Which of the following is included in G?
A) medicare
B) social security payments
C) interest payments on the government debt
D) government purchases
E) all of the above
Which of the following is a flow variable?
A) income
B) money
C) financial wealth
D) all of the above
E) none of the above
The natural level of employment (N) will increase when which of the following occurs?
A) an increase in the markup of prices over costs
B) a reduction in unemployment benefits
C) an increase in the actual unemployment rate
D) all of the above
E) none of the above
An increase in the reserve deposit ratio, θ, will most likely have which of the following
effects?
A) a rightward shift in the IS curve
B) a leftward shift in the IS curve
C) an upward shift in the LM curve
D) a downward shift in the LM curve
Based on an analysis of macroeconomic outcomes under Republican and Democratic
administrations, we would expect which of the following to occur?
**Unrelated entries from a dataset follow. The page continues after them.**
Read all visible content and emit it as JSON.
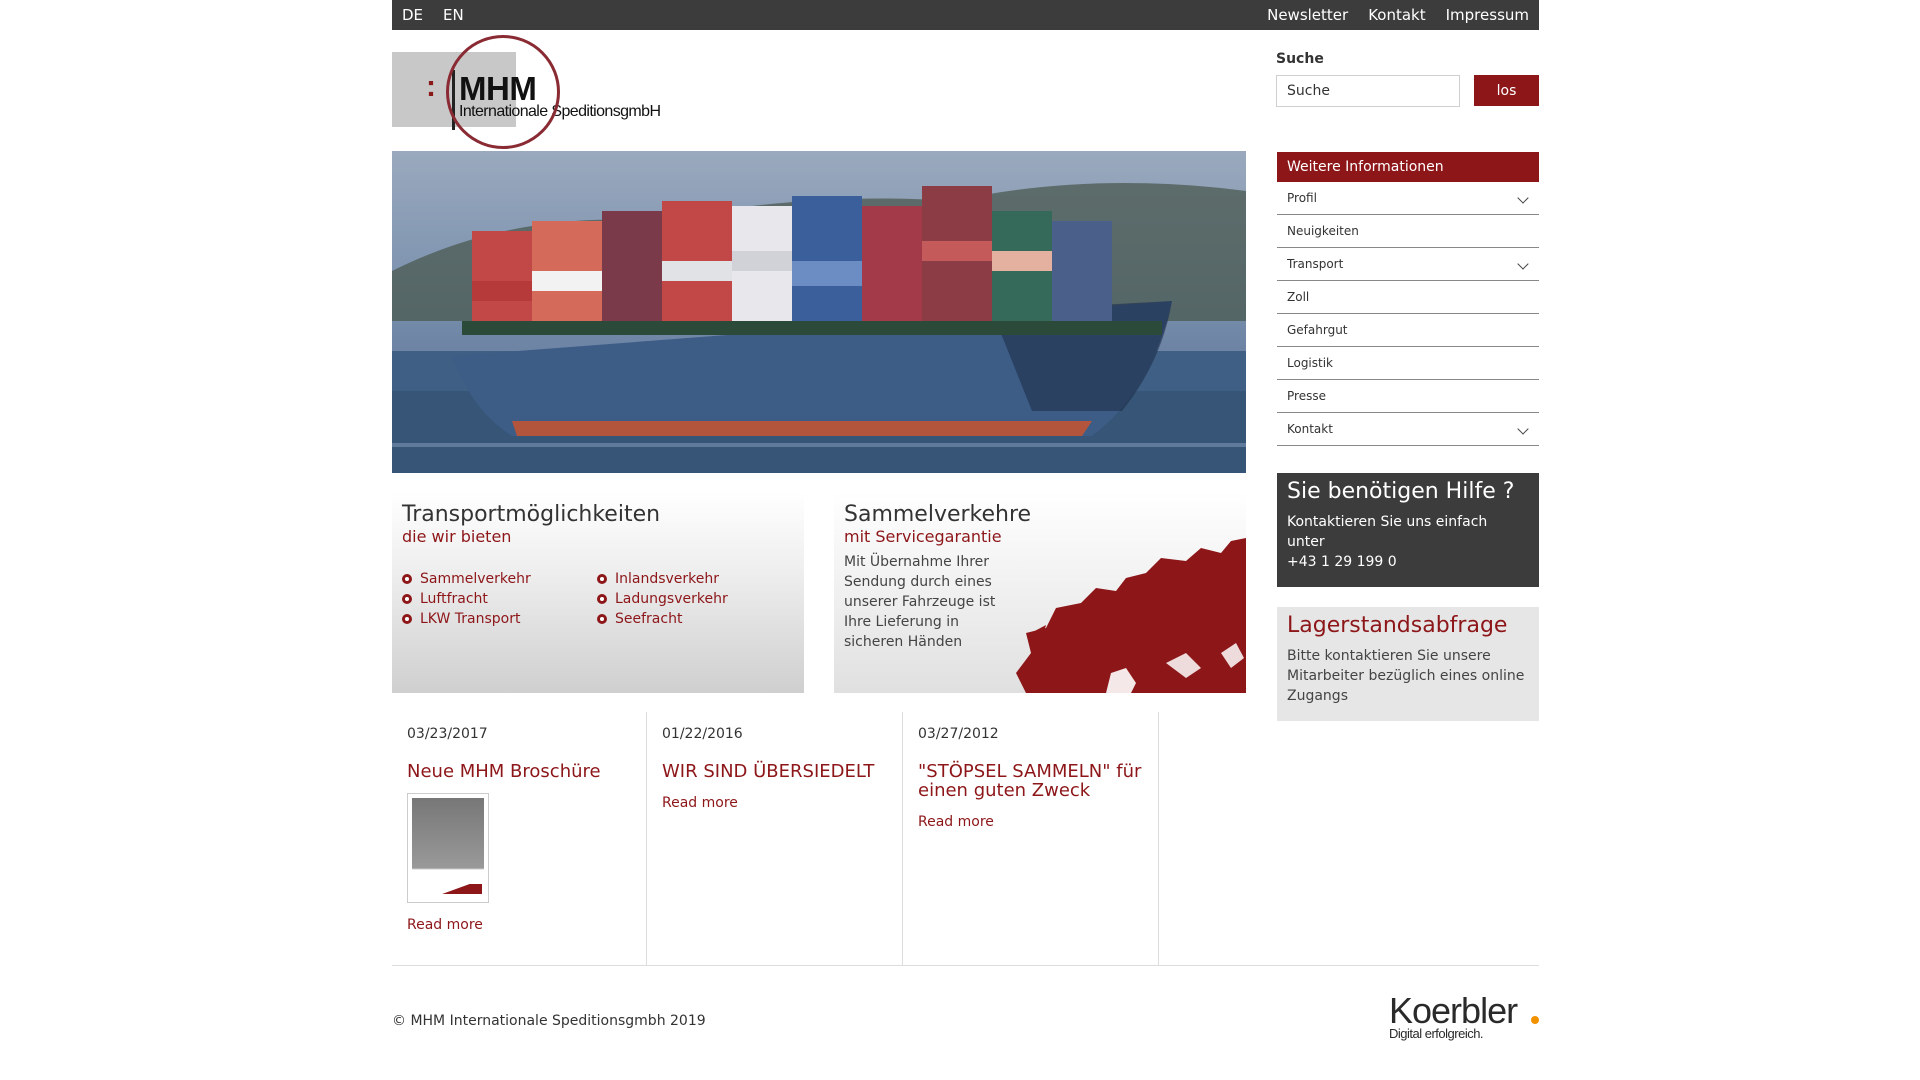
{
  "topbar": {
    "langs": [
      "DE",
      "EN"
    ],
    "links": [
      "Newsletter",
      "Kontakt",
      "Impressum"
    ]
  },
  "logo": {
    "mark": ":",
    "name": "MHM",
    "subtitle": "Internationale SpeditionsgmbH"
  },
  "search": {
    "label": "Suche",
    "value": "Suche",
    "button": "los"
  },
  "hero": {
    "image": "container-ship"
  },
  "sidebar": {
    "title": "Weitere Informationen",
    "items": [
      {
        "label": "Profil",
        "expandable": true
      },
      {
        "label": "Neuigkeiten",
        "expandable": false
      },
      {
        "label": "Transport",
        "expandable": true
      },
      {
        "label": "Zoll",
        "expandable": false
      },
      {
        "label": "Gefahrgut",
        "expandable": false
      },
      {
        "label": "Logistik",
        "expandable": false
      },
      {
        "label": "Presse",
        "expandable": false
      },
      {
        "label": "Kontakt",
        "expandable": true
      }
    ]
  },
  "help": {
    "title": "Sie benötigen Hilfe ?",
    "text": "Kontaktieren Sie uns einfach unter",
    "phone": "+43 1 29 199 0"
  },
  "lager": {
    "title": "Lagerstandsabfrage",
    "text": "Bitte kontaktieren Sie unsere Mitarbeiter bezüglich eines online Zugangs"
  },
  "transport": {
    "title": "Transportmöglichkeiten",
    "subtitle": "die wir bieten",
    "items": [
      "Sammelverkehr",
      "Inlandsverkehr",
      "Luftfracht",
      "Ladungsverkehr",
      "LKW Transport",
      "Seefracht"
    ]
  },
  "sammel": {
    "title": "Sammelverkehre",
    "subtitle": "mit Servicegarantie",
    "text": "Mit Übernahme Ihrer Sendung durch eines unserer Fahrzeuge ist Ihre Lieferung in sicheren Händen"
  },
  "news": [
    {
      "date": "03/23/2017",
      "title": "Neue MHM Broschüre",
      "more": "Read more"
    },
    {
      "date": "01/22/2016",
      "title": "WIR SIND ÜBERSIEDELT",
      "more": "Read more"
    },
    {
      "date": "03/27/2012",
      "title": "\"STÖPSEL SAMMELN\" für einen guten Zweck",
      "more": "Read more"
    }
  ],
  "footer": {
    "copyright": "© MHM Internationale Speditionsgmbh 2019",
    "partner_name": "Koerbler",
    "partner_tagline": "Digital erfolgreich."
  },
  "colors": {
    "brand": "#8d1619",
    "dark": "#3c3c3c"
  }
}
A) Growth rates to be generally higher under Republican administrations.
B) Macroeconomic policy to be relatively contractionary under Democratic
administrations.
C) Unemployment rates to be generally higher under Democratic administrations.
D) Inflation rates to be generally lower under Democratic administrations.
E) none of the above
Based on our understanding of the IS-LM model that takes into account dynamics, we
know that a reduction in government spending will cause
A) an immediate drop in Y and immediate increase in i.
B) an immediate reduction in i and no initial change in Y.
C) a gradual reduction in i and gradual reduction in Y.
D) a gradual reduction in i and an immediate reduction in Y.